Sezai Karakoç'un Malik Bin Nebi'nin “hadara” kavramı üzerinden benimsediği ve İsmet Özel'in “İstiklâl Marşı”nın içeriği ile eleştirdiği bir “Medeniyet” kavramı bulunuyor. Hemen bu noktada Mehmet Akif'in “medeniyet dediğin tek dişi kalmış canavar” ifadesinde geçen “medeniyet” olumsuzlamasının paradoksal olarak Safahat ve yayınlanmış makalelerinde benimsenerek içselleştirildiği söylenmelidir.
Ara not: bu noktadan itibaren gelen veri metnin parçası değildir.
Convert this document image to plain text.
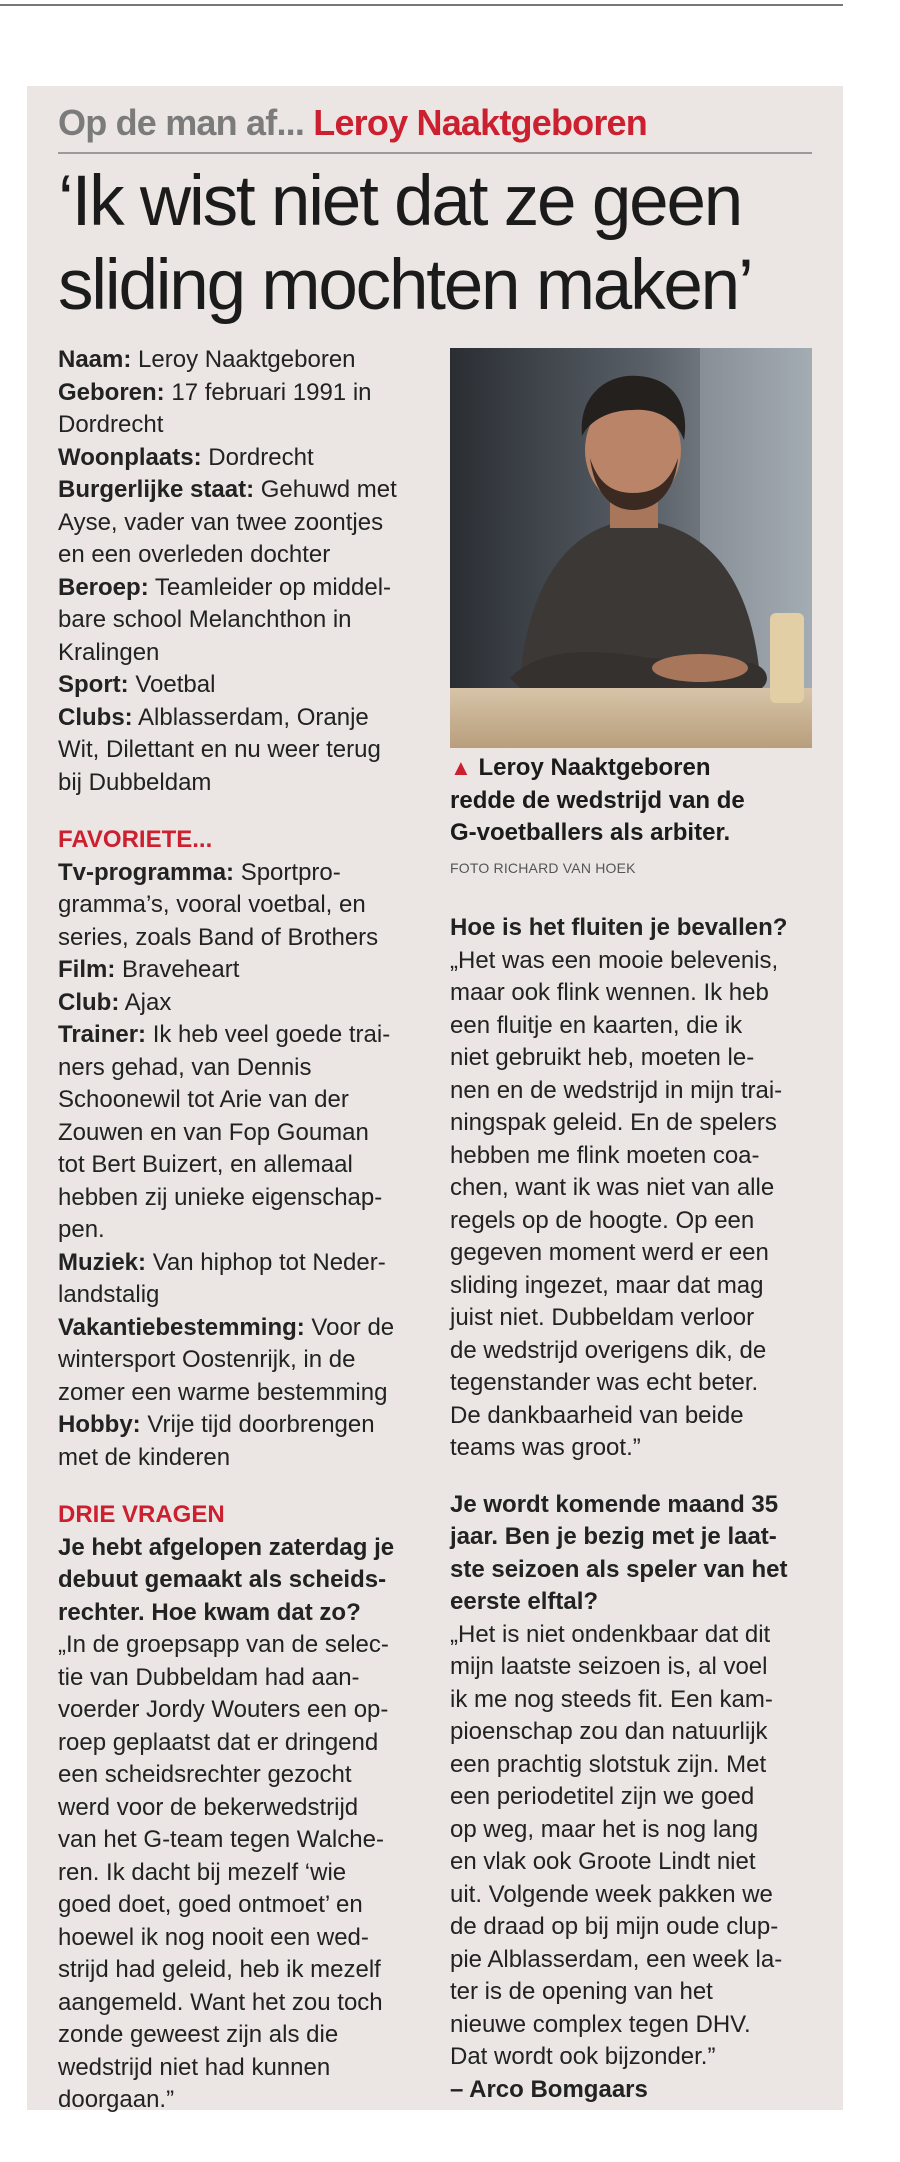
Op de man af... Leroy Naaktgeboren
‘Ik wist niet dat ze geen
sliding mochten maken’

Naam: Leroy Naaktgeboren

Geboren: 17 februari 1991 in

Dordrecht

Woonplaats: Dordrecht

Burgerlijke staat: Gehuwd met

Ayse, vader van twee zoontjes

en een overleden dochter

Beroep: Teamleider op middel-

bare school Melanchthon in

Kralingen

Sport: Voetbal

Clubs: Alblasserdam, Oranje

Wit, Dilettant en nu weer terug

bij Dubbeldam

FAVORIETE...

Tv-programma: Sportpro-

gramma’s, vooral voetbal, en

series, zoals Band of Brothers

Film: Braveheart

Club: Ajax

Trainer: Ik heb veel goede trai-

ners gehad, van Dennis

Schoonewil tot Arie van der

Zouwen en van Fop Gouman

tot Bert Buizert, en allemaal

hebben zij unieke eigenschap-

pen.

Muziek: Van hiphop tot Neder-

landstalig

Vakantiebestemming: Voor de

wintersport Oostenrijk, in de

zomer een warme bestemming

Hobby: Vrije tijd doorbrengen

met de kinderen

DRIE VRAGEN

Je hebt afgelopen zaterdag je

debuut gemaakt als scheids-

rechter. Hoe kwam dat zo?

„In de groepsapp van de selec-

tie van Dubbeldam had aan-

voerder Jordy Wouters een op-

roep geplaatst dat er dringend

een scheidsrechter gezocht

werd voor de bekerwedstrijd

van het G-team tegen Walche-

ren. Ik dacht bij mezelf ‘wie

goed doet, goed ontmoet’ en

hoewel ik nog nooit een wed-

strijd had geleid, heb ik mezelf

aangemeld. Want het zou toch

zonde geweest zijn als die

wedstrijd niet had kunnen

doorgaan.”

▲ Leroy Naaktgeboren
redde de wedstrijd van de
G-voetballers als arbiter.
FOTO RICHARD VAN HOEK

Hoe is het fluiten je bevallen?

„Het was een mooie belevenis,

maar ook flink wennen. Ik heb

een fluitje en kaarten, die ik

niet gebruikt heb, moeten le-

nen en de wedstrijd in mijn trai-

ningspak geleid. En de spelers

hebben me flink moeten coa-

chen, want ik was niet van alle

regels op de hoogte. Op een

gegeven moment werd er een

sliding ingezet, maar dat mag

juist niet. Dubbeldam verloor

de wedstrijd overigens dik, de

tegenstander was echt beter.

De dankbaarheid van beide

teams was groot.”

Je wordt komende maand 35

jaar. Ben je bezig met je laat-

ste seizoen als speler van het

eerste elftal?

„Het is niet ondenkbaar dat dit

mijn laatste seizoen is, al voel

ik me nog steeds fit. Een kam-

pioenschap zou dan natuurlijk

een prachtig slotstuk zijn. Met

een periodetitel zijn we goed

op weg, maar het is nog lang

en vlak ook Groote Lindt niet

uit. Volgende week pakken we

de draad op bij mijn oude clup-

pie Alblasserdam, een week la-

ter is de opening van het

nieuwe complex tegen DHV.

Dat wordt ook bijzonder.”

– Arco Bomgaars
Kısacası İslâmcılık için iki farklı Mehmet Akif tavrı vardır.
İsmet Özel'in Sezai Karakoç'la tartışmasını Safahat'ı hiç zikretmemesinde görüyoruz. İsmet Özel, Mehmet Akif'le Safahat'a girmemiş İstiklal Marşı üzerinden intisap kurar.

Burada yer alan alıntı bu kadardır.